On 12/14/2023 10:16 AM, Ethan Zhao wrote:
On 12/13/2023 6:44 PM, Lukas Wunner wrote:
On Tue, Dec 12, 2023 at 10:46:37PM -0500, Ethan Zhao wrote:
For those endpoint devices connect to system via hotplug capable ports,
users could request a warm reset to the device by flapping device's
link
through setting the slot's link control register,
Well, users could just *unplug* the device, right? Why is it relevant
that thay could fiddle with registers in config space?
Yes, if the device and it's slot are hotplug capable, users could just
'unplug' the device.
But this case reported, users try to do a warm reset with a tool
command like:
mlxfwreset -d <busid> -y reset
Actually, it will access configuration space just as
setpci -s 0000:17:01.0 0x78.L=0x21050010
Well, we couldn't say don't fiddle PCIe config space registers like
that.
as pciehpt_ist() DLLSC
interrupt sequence response, pciehp will unload the device driver and
then power it off. thus cause an IOMMU devTLB flush request for
device to
be sent and a long time completion/timeout waiting in interrupt
context.
A completion timeout should be on the order of usecs or msecs, why
does it
cause a hard lockup? The dmesg excerpt you've provided shows a 12
*second*
delay between hot removal and watchdog reaction.
In my understanding, the devTLB flush request sent to ATS capable devcie
is non-posted request, if the ATS transaction is broken by endpoint link
-down, power-off event, the timeout will take up to 60 seconds+-30,
see "Invalidate Completion Timeout " part of
chapter 10.3.1 Invalidate Request
In PCIe spec 6.1
"
IMPLEMENTATION NOTE:
INVALIDATE COMPLETION TIMEOUT
Devices should respond to Invalidate Requests within 1 minute (+50%
-0%).Having a bounded time
permits an ATPT to implement Invalidate Completion Timeouts and reuse
the associated ITag values.
ATPT designs are implementation specific. As such, Invalidate
Completion Timeouts and their
associated error handling are outside the scope of this specification
"
Fix it by checking the device's error_state in
devtlb_invalidation_with_pasid() to avoid sending meaningless devTLB
flush
request to link down device that is set to
pci_channel_io_perm_failure and
then powered off in
This doesn't seem to be a proper fix. It will work most of the time
but not always. A user might bring down the slot via sysfs, then yank
the card from the slot just when the iommu flush occurs such that the
pci_dev_is_disconnected(pdev) check returns false but the card is
physically gone immediately afterwards.
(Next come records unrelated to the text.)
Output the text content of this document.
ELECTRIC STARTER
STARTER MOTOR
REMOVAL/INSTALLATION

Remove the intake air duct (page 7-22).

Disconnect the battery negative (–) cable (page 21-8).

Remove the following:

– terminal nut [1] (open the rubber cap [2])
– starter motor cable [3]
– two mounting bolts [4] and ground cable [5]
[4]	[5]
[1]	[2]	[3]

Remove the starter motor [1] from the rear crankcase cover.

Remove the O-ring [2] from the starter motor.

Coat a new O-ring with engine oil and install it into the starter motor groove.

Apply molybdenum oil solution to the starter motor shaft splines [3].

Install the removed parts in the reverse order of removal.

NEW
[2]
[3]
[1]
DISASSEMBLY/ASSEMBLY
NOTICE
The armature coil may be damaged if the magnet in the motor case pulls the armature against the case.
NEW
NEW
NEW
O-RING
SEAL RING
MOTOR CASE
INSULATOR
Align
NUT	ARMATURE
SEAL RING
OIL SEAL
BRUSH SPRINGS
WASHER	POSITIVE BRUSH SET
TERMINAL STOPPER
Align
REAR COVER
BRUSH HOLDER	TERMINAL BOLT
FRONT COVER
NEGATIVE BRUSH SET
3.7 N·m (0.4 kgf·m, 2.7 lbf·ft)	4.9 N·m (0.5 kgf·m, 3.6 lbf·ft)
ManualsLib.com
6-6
In other words, you've shrunk
the time window during which the issue may occur, but haven't eliminated
it completely.
If you mean disable the slot via sysfs, that's SAFE_REMOVAL, right ?
that would issse devTLB invalidation first, power off device later, it
wouldn't trigger the hard lockup, though the
pci_dev_is_disconnected() return false. this fix works such case.
Could you help to point out if there are any other window to close ?
Thanks,
Ethan
Thanks,
Ethan
Thanks,
Lukas